Fernando Solano Palacio pasó la mitad de su vida en Chile sin abandonar nunca su militancia, integrándose en el Grupo Anarquista Enrique Arenas y en la Federación Anarquista Internacional del país, por ello sus aportaciones a la prensa anarquista internacional, desde 1915 hasta los años setenta son incontables. Finalmente, cuando se encontró de cerca con la muerte quiso volver a quedarse. ( Publicado en La Nación de Asturias.)

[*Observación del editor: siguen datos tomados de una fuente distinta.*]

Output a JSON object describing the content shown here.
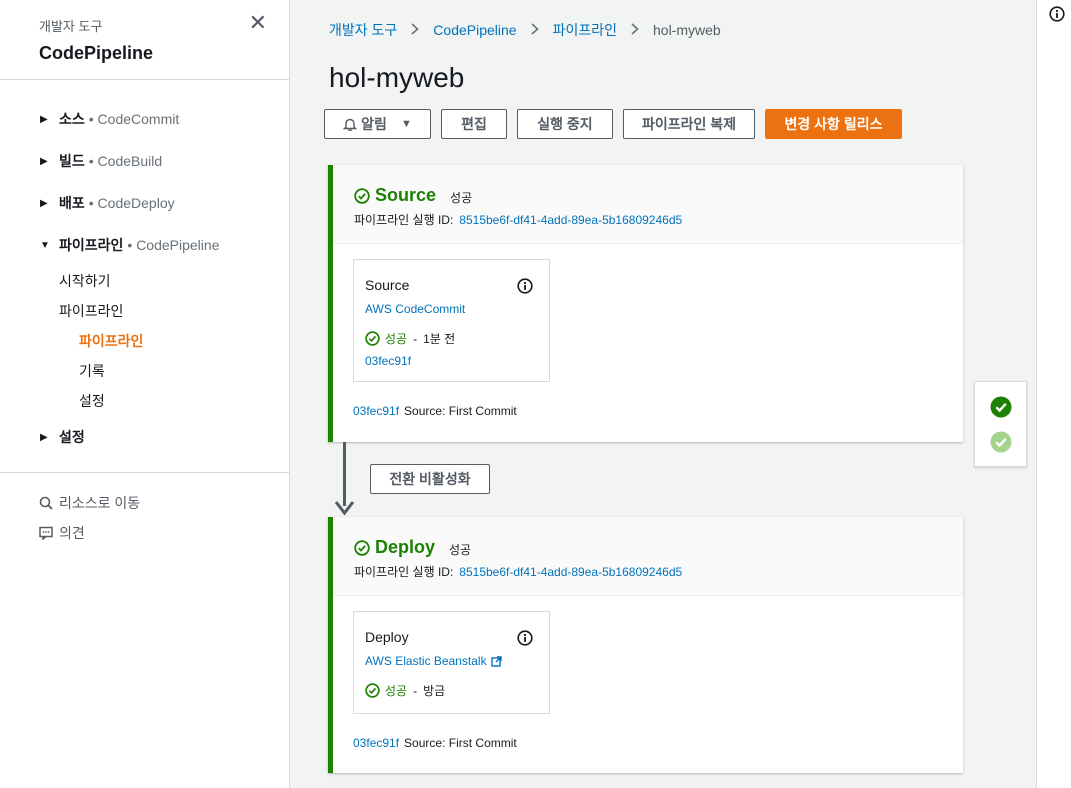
{
  "sidebar": {
    "subtitle": "개발자 도구",
    "title": "CodePipeline",
    "sections": [
      {
        "main": "소스",
        "service": "• CodeCommit"
      },
      {
        "main": "빌드",
        "service": "• CodeBuild"
      },
      {
        "main": "배포",
        "service": "• CodeDeploy"
      },
      {
        "main": "파이프라인",
        "service": "• CodePipeline"
      }
    ],
    "pipeline_items": [
      "시작하기",
      "파이프라인"
    ],
    "pipeline_sub_items": [
      "파이프라인",
      "기록",
      "설정"
    ],
    "settings": "설정",
    "utilities": {
      "go_to_resource": "리소스로 이동",
      "feedback": "의견"
    }
  },
  "breadcrumb": [
    "개발자 도구",
    "CodePipeline",
    "파이프라인",
    "hol-myweb"
  ],
  "page_title": "hol-myweb",
  "toolbar": {
    "notify": "알림",
    "edit": "편집",
    "stop": "실행 중지",
    "clone": "파이프라인 복제",
    "release": "변경 사항 릴리스"
  },
  "stages": [
    {
      "name": "Source",
      "status": "성공",
      "exec_label": "파이프라인 실행 ID:",
      "exec_id": "8515be6f-df41-4add-89ea-5b16809246d5",
      "action": {
        "name": "Source",
        "provider": "AWS CodeCommit",
        "status": "성공",
        "dash": "-",
        "time": "1분 전",
        "commit": "03fec91f"
      },
      "footer_commit": "03fec91f",
      "footer_message": "Source: First Commit"
    },
    {
      "name": "Deploy",
      "status": "성공",
      "exec_label": "파이프라인 실행 ID:",
      "exec_id": "8515be6f-df41-4add-89ea-5b16809246d5",
      "action": {
        "name": "Deploy",
        "provider": "AWS Elastic Beanstalk",
        "status": "성공",
        "dash": "-",
        "time": "방금"
      },
      "footer_commit": "03fec91f",
      "footer_message": "Source: First Commit"
    }
  ],
  "transition_button": "전환 비활성화",
  "colors": {
    "success": "#1d8102",
    "primary": "#ec7211",
    "link": "#0073bb"
  }
}
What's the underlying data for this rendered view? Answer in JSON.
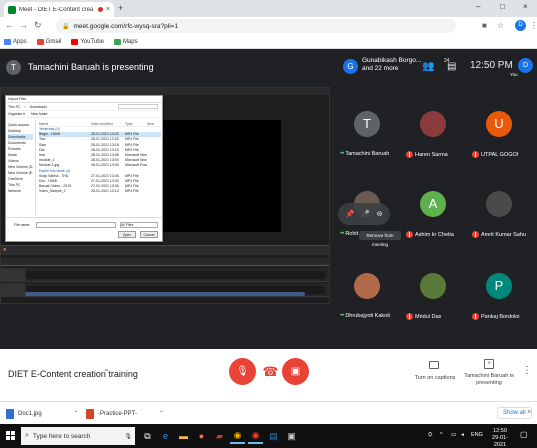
{
  "browser": {
    "tab_title": "Meet - DIET E-Content crea",
    "tab_close": "×",
    "new_tab": "+",
    "window_controls": [
      "–",
      "□",
      "×"
    ],
    "url": "meet.google.com/rfc-wysq-sra?pli=1",
    "profile_initial": "D",
    "bookmarks": [
      {
        "label": "Apps",
        "color": "#4285f4"
      },
      {
        "label": "Gmail",
        "color": "#ea4335"
      },
      {
        "label": "YouTube",
        "color": "#ff0000"
      },
      {
        "label": "Maps",
        "color": "#34a853"
      }
    ]
  },
  "meet": {
    "presenter": {
      "initial": "T",
      "text": "Tamachini Baruah is presenting"
    },
    "header": {
      "avatar_initial": "G",
      "names": "Gunabikash Borgo... and 22 more",
      "people_count": "24",
      "clock": "12:50 PM",
      "you_initial": "D",
      "you_label": "You"
    },
    "participants": [
      {
        "name": "Tamachini Baruah",
        "initial": "T",
        "color": "#5f6368",
        "state": "speaking"
      },
      {
        "name": "Haren Sarma",
        "initial": "",
        "color": "#8a3b3b",
        "state": "muted"
      },
      {
        "name": "UTPAL GOGOI",
        "initial": "U",
        "color": "#e8590c",
        "state": "muted"
      },
      {
        "name": "Rohit Chetia",
        "initial": "",
        "color": "#6b5a50",
        "state": "speaking"
      },
      {
        "name": "Ashim kr Chetia",
        "initial": "A",
        "color": "#5fb04f",
        "state": "muted"
      },
      {
        "name": "Amrit Kumar Sahu",
        "initial": "",
        "color": "#4a4a4a",
        "state": "muted"
      },
      {
        "name": "Dhrubajyoti Kakoti",
        "initial": "",
        "color": "#b06a4a",
        "state": "speaking"
      },
      {
        "name": "Mridul Das",
        "initial": "",
        "color": "#5a7a3a",
        "state": "muted"
      },
      {
        "name": "Pankaj Bordoloi",
        "initial": "P",
        "color": "#00897b",
        "state": "muted"
      }
    ],
    "tooltip": "Remove from meeting",
    "meeting_title": "DIET E-Content creation training",
    "captions_label": "Turn on captions",
    "presenting_label": "Tamachini Baruah is presenting"
  },
  "dialog": {
    "title": "Import Files",
    "path": [
      "This PC",
      "Downloads"
    ],
    "search_placeholder": "Search Downloads",
    "toolbar": [
      "Organize ▾",
      "New folder"
    ],
    "nav": [
      "Quick access",
      "Desktop",
      "Downloads",
      "Documents",
      "Pictures",
      "Music",
      "Videos",
      "New Volume (D:)",
      "New Volume (E:)",
      "OneDrive",
      "This PC",
      "Network"
    ],
    "columns": [
      "Name",
      "Date modified",
      "Type",
      "Size"
    ],
    "rows": [
      {
        "group": true,
        "name": "Yesterday (4)"
      },
      {
        "name": "Begin - HDMI",
        "date": "28-01-2021 13:20",
        "type": "MP4 File",
        "size": ""
      },
      {
        "name": "Two",
        "date": "28-01-2021 13:20",
        "type": "MP4 File",
        "size": ""
      },
      {
        "name": "Sam",
        "date": "28-01-2021 13:18",
        "type": "MP4 File",
        "size": ""
      },
      {
        "name": "Dat",
        "date": "28-01-2021 13:10",
        "type": "MP4 File",
        "size": ""
      },
      {
        "name": "Ima",
        "date": "28-01-2021 13:08",
        "type": "Microsoft Word",
        "size": ""
      },
      {
        "name": "module_1",
        "date": "28-01-2021 13:00",
        "type": "Microsoft Word",
        "size": ""
      },
      {
        "name": "Module-1.jpg",
        "date": "28-01-2021 13:00",
        "type": "Microsoft Power",
        "size": ""
      },
      {
        "group": true,
        "name": "Earlier this week (4)"
      },
      {
        "name": "Snap Sabha - 7HD",
        "date": "27-01-2021 13:46",
        "type": "MP4 File",
        "size": ""
      },
      {
        "name": "Doc - HDMI",
        "date": "27-01-2021 13:30",
        "type": "MP4 File",
        "size": ""
      },
      {
        "name": "Baruah Video - 2019",
        "date": "27-01-2021 13:06",
        "type": "MP4 File",
        "size": ""
      },
      {
        "name": "Video_Sample_2",
        "date": "26-01-2021 13:14",
        "type": "MP4 File",
        "size": ""
      }
    ],
    "context_menu": [
      "Item type: MP4 File",
      "Size: 2.21 MB",
      "Length: 00:01:10"
    ],
    "file_name_label": "File name:",
    "file_type": "All Files",
    "open": "Open",
    "cancel": "Cancel"
  },
  "shelf": {
    "items": [
      {
        "label": "Doc1.jpg",
        "color": "#2f6fd0"
      },
      {
        "label": "-Practice-PPT-",
        "color": "#d24726"
      }
    ],
    "show_all": "Show all",
    "close": "×"
  },
  "taskbar": {
    "search_text": "Type here to search",
    "lang": "ENG",
    "time": "12:50",
    "date": "29-01-2021"
  }
}
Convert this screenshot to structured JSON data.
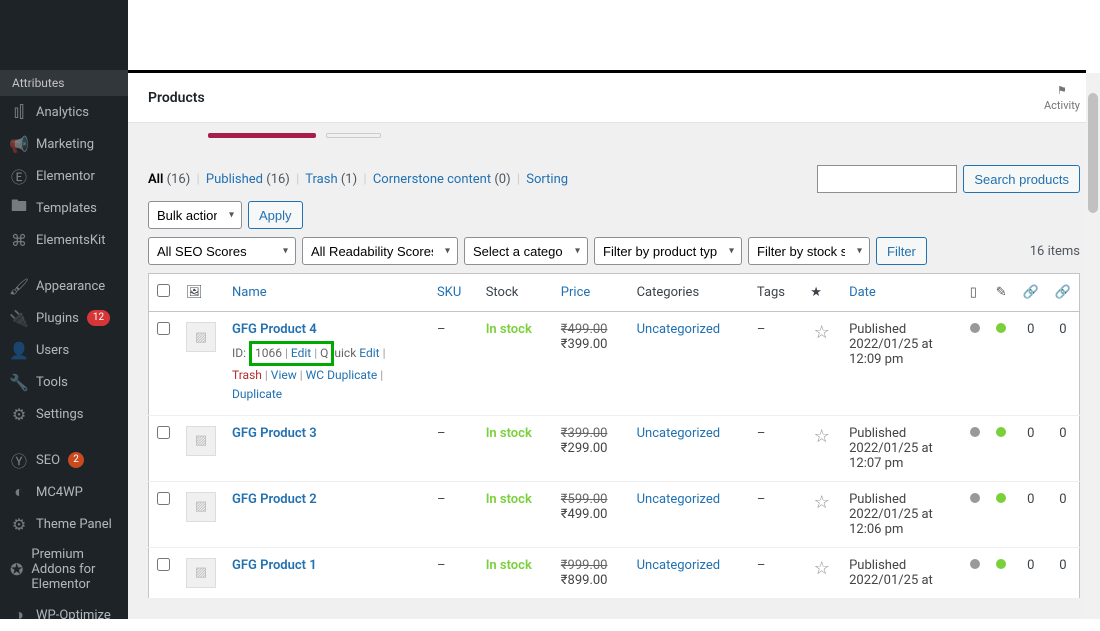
{
  "sidebar": {
    "attributes": "Attributes",
    "items": [
      {
        "icon": "analytics-icon",
        "glyph": "⫾⫿",
        "label": "Analytics"
      },
      {
        "icon": "marketing-icon",
        "glyph": "📢",
        "label": "Marketing"
      },
      {
        "icon": "elementor-icon",
        "glyph": "Ⓔ",
        "label": "Elementor"
      },
      {
        "icon": "templates-icon",
        "glyph": "🖿",
        "label": "Templates"
      },
      {
        "icon": "elementskit-icon",
        "glyph": "⌘",
        "label": "ElementsKit"
      },
      {
        "icon": "appearance-icon",
        "glyph": "🖌",
        "label": "Appearance"
      },
      {
        "icon": "plugins-icon",
        "glyph": "🔌",
        "label": "Plugins",
        "badge": "12",
        "badge_class": "badge-red"
      },
      {
        "icon": "users-icon",
        "glyph": "👤",
        "label": "Users"
      },
      {
        "icon": "tools-icon",
        "glyph": "🔧",
        "label": "Tools"
      },
      {
        "icon": "settings-icon",
        "glyph": "⚙",
        "label": "Settings"
      },
      {
        "icon": "seo-icon",
        "glyph": "Ⓨ",
        "label": "SEO",
        "badge": "2",
        "badge_class": "badge-orange"
      },
      {
        "icon": "mc4wp-icon",
        "glyph": "◐",
        "label": "MC4WP"
      },
      {
        "icon": "theme-panel-icon",
        "glyph": "⚙",
        "label": "Theme Panel"
      },
      {
        "icon": "premium-addons-icon",
        "glyph": "✪",
        "label": "Premium Addons for Elementor"
      },
      {
        "icon": "wp-optimize-icon",
        "glyph": "◑",
        "label": "WP-Optimize"
      }
    ]
  },
  "header": {
    "title": "Products",
    "activity": "Activity"
  },
  "filters": {
    "all": "All",
    "all_count": "(16)",
    "published": "Published",
    "published_count": "(16)",
    "trash": "Trash",
    "trash_count": "(1)",
    "cornerstone": "Cornerstone content",
    "cornerstone_count": "(0)",
    "sorting": "Sorting",
    "search_btn": "Search products",
    "bulk": "Bulk actions",
    "apply": "Apply",
    "seo": "All SEO Scores",
    "readability": "All Readability Scores",
    "category": "Select a category",
    "ptype": "Filter by product type",
    "stock": "Filter by stock status",
    "filter_btn": "Filter",
    "items": "16 items"
  },
  "columns": {
    "name": "Name",
    "sku": "SKU",
    "stock": "Stock",
    "price": "Price",
    "categories": "Categories",
    "tags": "Tags",
    "date": "Date"
  },
  "row_actions": {
    "id_prefix": "ID: ",
    "edit": "Edit",
    "quick_edit": "Quick Edit",
    "trash": "Trash",
    "view": "View",
    "wc_dup": "WC Duplicate",
    "dup": "Duplicate"
  },
  "products": [
    {
      "name": "GFG Product 4",
      "id": "1066",
      "sku": "–",
      "stock": "In stock",
      "price_old": "₹499.00",
      "price_new": "₹399.00",
      "category": "Uncategorized",
      "tags": "–",
      "date_label": "Published",
      "date_line2": "2022/01/25 at",
      "date_line3": "12:09 pm",
      "c1": "0",
      "c2": "0",
      "show_actions": true
    },
    {
      "name": "GFG Product 3",
      "sku": "–",
      "stock": "In stock",
      "price_old": "₹399.00",
      "price_new": "₹299.00",
      "category": "Uncategorized",
      "tags": "–",
      "date_label": "Published",
      "date_line2": "2022/01/25 at",
      "date_line3": "12:07 pm",
      "c1": "0",
      "c2": "0"
    },
    {
      "name": "GFG Product 2",
      "sku": "–",
      "stock": "In stock",
      "price_old": "₹599.00",
      "price_new": "₹499.00",
      "category": "Uncategorized",
      "tags": "–",
      "date_label": "Published",
      "date_line2": "2022/01/25 at",
      "date_line3": "12:06 pm",
      "c1": "0",
      "c2": "0"
    },
    {
      "name": "GFG Product 1",
      "sku": "–",
      "stock": "In stock",
      "price_old": "₹999.00",
      "price_new": "₹899.00",
      "category": "Uncategorized",
      "tags": "–",
      "date_label": "Published",
      "date_line2": "2022/01/25 at",
      "date_line3": "",
      "c1": "0",
      "c2": "0"
    }
  ]
}
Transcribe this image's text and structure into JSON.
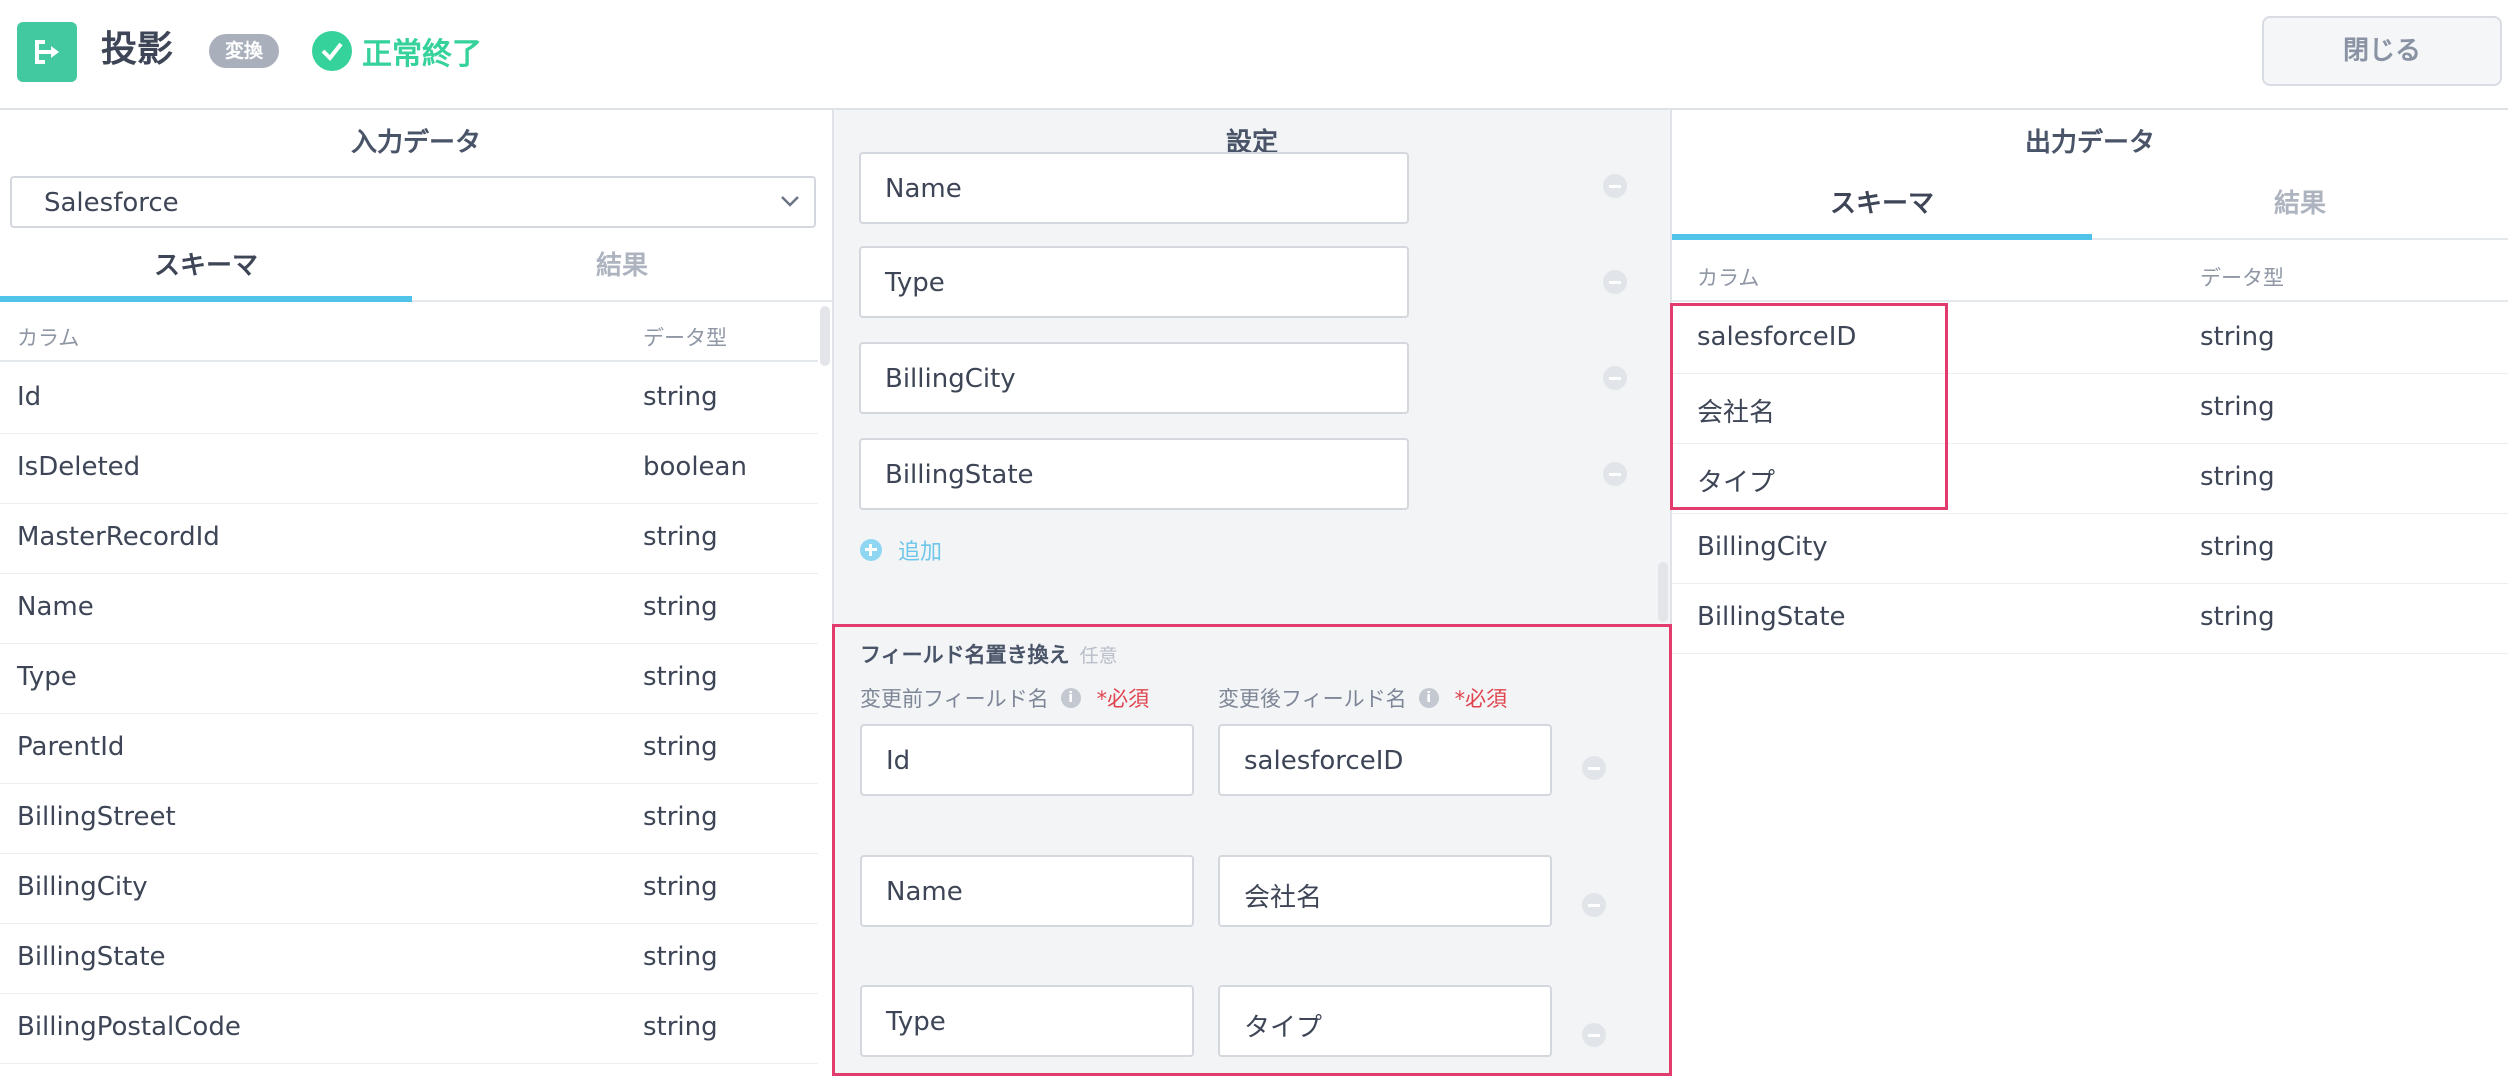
{
  "header": {
    "title": "投影",
    "badge": "変換",
    "status": "正常終了",
    "close_label": "閉じる"
  },
  "left": {
    "title": "入力データ",
    "source_select": "Salesforce",
    "tabs": [
      "スキーマ",
      "結果"
    ],
    "columns": [
      "カラム",
      "データ型"
    ],
    "rows": [
      {
        "name": "Id",
        "type": "string"
      },
      {
        "name": "IsDeleted",
        "type": "boolean"
      },
      {
        "name": "MasterRecordId",
        "type": "string"
      },
      {
        "name": "Name",
        "type": "string"
      },
      {
        "name": "Type",
        "type": "string"
      },
      {
        "name": "ParentId",
        "type": "string"
      },
      {
        "name": "BillingStreet",
        "type": "string"
      },
      {
        "name": "BillingCity",
        "type": "string"
      },
      {
        "name": "BillingState",
        "type": "string"
      },
      {
        "name": "BillingPostalCode",
        "type": "string"
      }
    ]
  },
  "middle": {
    "title": "設定",
    "fields": [
      "Name",
      "Type",
      "BillingCity",
      "BillingState"
    ],
    "add_label": "追加",
    "rename": {
      "label": "フィールド名置き換え",
      "optional": "任意",
      "before_label": "変更前フィールド名",
      "after_label": "変更後フィールド名",
      "required": "*必須",
      "pairs": [
        {
          "before": "Id",
          "after": "salesforceID"
        },
        {
          "before": "Name",
          "after": "会社名"
        },
        {
          "before": "Type",
          "after": "タイプ"
        }
      ]
    }
  },
  "right": {
    "title": "出力データ",
    "tabs": [
      "スキーマ",
      "結果"
    ],
    "columns": [
      "カラム",
      "データ型"
    ],
    "rows": [
      {
        "name": "salesforceID",
        "type": "string"
      },
      {
        "name": "会社名",
        "type": "string"
      },
      {
        "name": "タイプ",
        "type": "string"
      },
      {
        "name": "BillingCity",
        "type": "string"
      },
      {
        "name": "BillingState",
        "type": "string"
      }
    ]
  }
}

Sus recuerdos en primera persona

En un reportaje histórico el diario La Tercera de Santiago de Chile recuerda la llegada de los refugiados y la actuación de Neruda a juicio de los anarquistas :  “El señor Neruda apela por todos los medios, por innobles y desleales que estos sean, para rechazar el mayor número posible de anarquistas, embarcando comunistas en su lugar, sin que esto sea óbice para que, valiéndose de su cargo de agente consular, ponga sus actividades no al servicio de Chile, y sí al servicio del Partido Comunista y de sus amistades”, narró en sus memorias El éxodo. Por un refugiado español.                                     

Por lo menos Solano llegó a puerto. El pintor Eugenio Fernández Granell, en cambio, fue invitado a bajarse en el camino. Trotskista de toda la vida, se exilió en Santo Domingo. Según datos de David Schidlowsky, el 86% de las solicitudes de refugiados anarquistas fueron rechazadas: “El porcentaje de anarquistas que al final llega a Chile es de 0,9% del total, lo cual demuestra el éxito de las maniobras de los comunistas y Neruda”. Es la otra historia del Winnipeg.

Regreso y muerte

Fernando Solano Palacio nació en Morcín el 23 de agosto de 1887 y falleció en un piso de la calle Premio Real en Gijón el 27 de octubre de 1973; la causa de su muerte según obra en su partida de su defunción fue simplemente la senectud1. Una larga vida, llena de luchas cárceles y exilios que desembocó en una vejez solitaria.

Solano fue anarquista desde su primera juventud hasta sus últimos días. Militante de la CNT y como muchos otros protagonistas de aquellos años que llenaron de sangre la historia de las cuencas mineras en la primera mitad del siglo XX, a la vez hombre de acción y de letras.